10 Welk inkomen zou [eiseres] in de situatie zonder het ongeval van 18 december 1994 als kapster hebben kunnen genereren vanaf november 2002, gelet op hetgeen in de rechtsoverwegingen 8. tot en met 11. van dit vonnis is overwogen?
11 Kunt u aangeven op basis van statistische informatie en branchegegevens tot welke leeftijd kapsters in vergelijkbare omstandigheden als [eiseres] plegen door te werken?

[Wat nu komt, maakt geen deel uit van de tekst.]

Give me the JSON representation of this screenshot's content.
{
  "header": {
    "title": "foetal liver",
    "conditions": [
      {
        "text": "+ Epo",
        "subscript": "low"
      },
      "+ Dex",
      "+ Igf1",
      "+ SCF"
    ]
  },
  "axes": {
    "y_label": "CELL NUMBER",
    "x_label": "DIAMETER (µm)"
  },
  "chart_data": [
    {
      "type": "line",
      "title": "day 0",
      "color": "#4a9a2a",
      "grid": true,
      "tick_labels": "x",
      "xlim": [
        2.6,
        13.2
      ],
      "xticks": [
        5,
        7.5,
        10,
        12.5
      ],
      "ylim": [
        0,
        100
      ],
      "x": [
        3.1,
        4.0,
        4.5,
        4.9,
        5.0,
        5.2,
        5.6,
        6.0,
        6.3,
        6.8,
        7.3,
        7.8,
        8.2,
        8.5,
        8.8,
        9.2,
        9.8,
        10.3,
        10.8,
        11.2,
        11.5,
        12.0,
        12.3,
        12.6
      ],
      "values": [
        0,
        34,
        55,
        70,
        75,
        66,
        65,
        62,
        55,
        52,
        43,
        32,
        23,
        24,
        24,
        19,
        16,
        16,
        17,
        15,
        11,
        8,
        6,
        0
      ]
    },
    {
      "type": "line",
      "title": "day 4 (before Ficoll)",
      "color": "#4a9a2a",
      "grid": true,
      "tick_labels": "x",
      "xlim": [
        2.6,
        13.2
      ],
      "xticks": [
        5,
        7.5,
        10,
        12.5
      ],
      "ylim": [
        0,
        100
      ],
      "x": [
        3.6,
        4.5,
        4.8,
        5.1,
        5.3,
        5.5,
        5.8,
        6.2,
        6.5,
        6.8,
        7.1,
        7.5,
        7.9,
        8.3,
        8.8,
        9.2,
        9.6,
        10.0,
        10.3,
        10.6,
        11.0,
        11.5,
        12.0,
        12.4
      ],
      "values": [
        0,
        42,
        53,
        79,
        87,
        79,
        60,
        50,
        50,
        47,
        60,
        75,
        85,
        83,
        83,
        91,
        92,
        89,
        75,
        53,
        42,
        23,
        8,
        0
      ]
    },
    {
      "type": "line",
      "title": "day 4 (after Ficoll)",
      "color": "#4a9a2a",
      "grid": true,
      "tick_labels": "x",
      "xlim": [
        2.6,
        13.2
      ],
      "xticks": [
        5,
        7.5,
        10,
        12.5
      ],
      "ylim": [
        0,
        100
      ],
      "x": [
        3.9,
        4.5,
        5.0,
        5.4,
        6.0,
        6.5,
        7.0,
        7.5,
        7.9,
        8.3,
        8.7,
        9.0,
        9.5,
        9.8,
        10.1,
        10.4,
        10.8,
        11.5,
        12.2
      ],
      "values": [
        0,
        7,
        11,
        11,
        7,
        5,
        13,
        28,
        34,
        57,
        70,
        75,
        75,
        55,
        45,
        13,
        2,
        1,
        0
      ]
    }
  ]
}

12 Wilt u – uitsluitend op basis van het door drs. W. Schuwirth en dr. J.A.M. Callewaert op 15 december 2003 opgestelde beperkingenprofiel, met uitzondering van de onder 1, 2, 3, 18, 19 en 20 van dat profiel aangegeven beperkingen – aangeven of, en zo ja in welke mate [eiseres] beperkingen ondervindt op het gebied van zelfwerkzaamheid, meer in het bijzonder het onderhoud van haar woning bestaande uit behangen en witten en onderhoud van haar tuin?
13 Kunt u aangeven of en zo ja, in welke mate de door u in vraag 12 genoemde beperkingen aanleiding hebben gegeven tot het inschakelen van meer hulp van derden voor behangen, witten en tuinonderhoud dan gebruikelijk is?
14Wilt u – uitsluitend op basis van het door drs. W. Schuwirth en dr. J.A.M. Callewaert op 15 december 2003 opgestelde beperkingenprofiel, met uitzondering van de onder 1, 2, 3, 18, 19 en 20 van dat profiel aangegeven beperkingen – aangeven of, en zo ja in welke mate [eiseres] beperkingen ondervindt bij het verrichten van huishoudelijke werkzaamheden (bestaande uit iets anders dan de verzorging/opvang van haar kinderen)?
15 Kunt u aangeven of en zo ja, in welke mate de door u in vraag 14 genoemde beperkingen aanleiding hebben gegeven tot het inschakelen van meer huishoudelijke hulp van derden dan gebruikelijk is in een gezin met drie jonge kinderen zoals dat van [eiseres]?
16 Welke andere feiten of omstandigheden, gebleken uit het onderzoek, kunnen naar uw mening van belang zijn voor een goed begrip van de zaak?